L’Amore è il primo degli espedienti fiabeschi per condurre l’intreccio verso il lieto fine. Con i miei mille occhi segue la regola, assegnando al sentimento di Eco per il pittore la valenza salvifica del riscatto. Nella condizione incorporea in cui si trova, la ninfa lo corteggia, richiamandone l’attenzione: si fa aria appannando i cristalli della stanza, diventa refolo di vento fino a sospingerne a terra i drappi.
È sulla spinta di questi segnali che nel pittore la curiosità viene a sovrapporsi all’iniziale sgomento, e il romanzo giunge al suo punto nodale.
Ancora qualche giorno orsono, dinanzi a un evento del genere, avrebbe pensato a uno spiffero e sarebbe andato alla porta per chiuderla meglio; ma adesso la lunga convivenza con l‘inesplicabile deve avergli affinato l’intelletto e persino i sensi, poiché sembra rendersi conto immediatamente di non essere più solo nella stanza. Per fortuna la curiosità prevale sulla paura: il giovane non fugge e neppure fa nulla per intimorire o scacciare quella creatura invisibile. Si risiede e rimane immobile, lasciando all‘ospite ogni ulteriore iniziativa.
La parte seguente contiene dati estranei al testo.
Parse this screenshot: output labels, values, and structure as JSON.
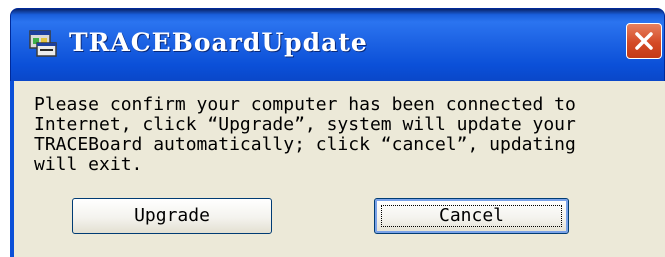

Per un po’ anche Eco mantiene un‘immobilità assoluta, vi si nasconde come in un rifugio; ora però, rassicurata dal contegno pacifico del giovane, ricomincia cautamente a man la propria presenza. Con un soffio gli sfiora le mani, poi le guance. È un segno d’amicizia, ed egli sembra accoglierlo come tale, pur non potendo reprimere un brivido quando avverte il contatto inaspettato. Tende una mano per toccare a sua volta quella materia immateriale, quella sostanza, tuttavia non riesce a capire se davvero l’abbia toccata o se essa non si sia invece ritratta, spaventata dal suo gesto... (pagg. 68-69)
Attraverso i suoi mille occhi la Foresta osserva compiaciuta l’emergere dalla tela - e in parallelo dalla radura dove la ninfa riposa sotto l’aspetto di condensa - una fisionomia diversa dall’autoritratto ispirato dalla fonte, una delicata fisionomia femminile. Siamo ormai prossimi alla fine e per una volta in un romanzo di Paola Capriolo, l’amore diventa portatore di valenze redentrici piuttosto che destabilizzanti.
A lungo il pittore mantiene lo stesso silenzio, la stessa immobilità. Forse li manterrebbe per sempre, se a un tratto non scorgesse un‘ombra allungarsi sulla tela. Allora si volta, non di scatto ma adagio, con una sorta di cauta lentezza, e la vede a pochi passi da lui intenta a esaminare il quadro da sopra la sua spalla. Vede le labbra color carminio e gli occhi di un azzurro scuro e profondo, vede una bionda chioma vaporosa intorno ai lineamenti delicati e il velo fine e impalpabile che copre la nudità del corpo. Torna a girarsi verso la figura dipinta, poi guarda di nuovo l’altra figura che le corrisponde in modo così pieno come a un oggetto corrisponde la sua immagine riflessa in uno specchio e tuttavia, diversamente dalle immagini negli specchio è fatta di carne e ossa. Anch‘io, devo confessarlo, mi sento invadere da un incredula felicità notando che nei punti dove la ninfa ha posato il piede l’erba appare leggermente schiacciata e serba ben riconoscibile l’orina dei passi. E quando il pittore con gesto incerto tende le mani verso di lei, so che al suo gesto non risponderà un soffio ma la salda, corporea stretta di altre mani. (pagg. 84-85)
Andrebbe scritto a questo punto che tutti vivranno felici e contenti. Foresta-mentore compresa.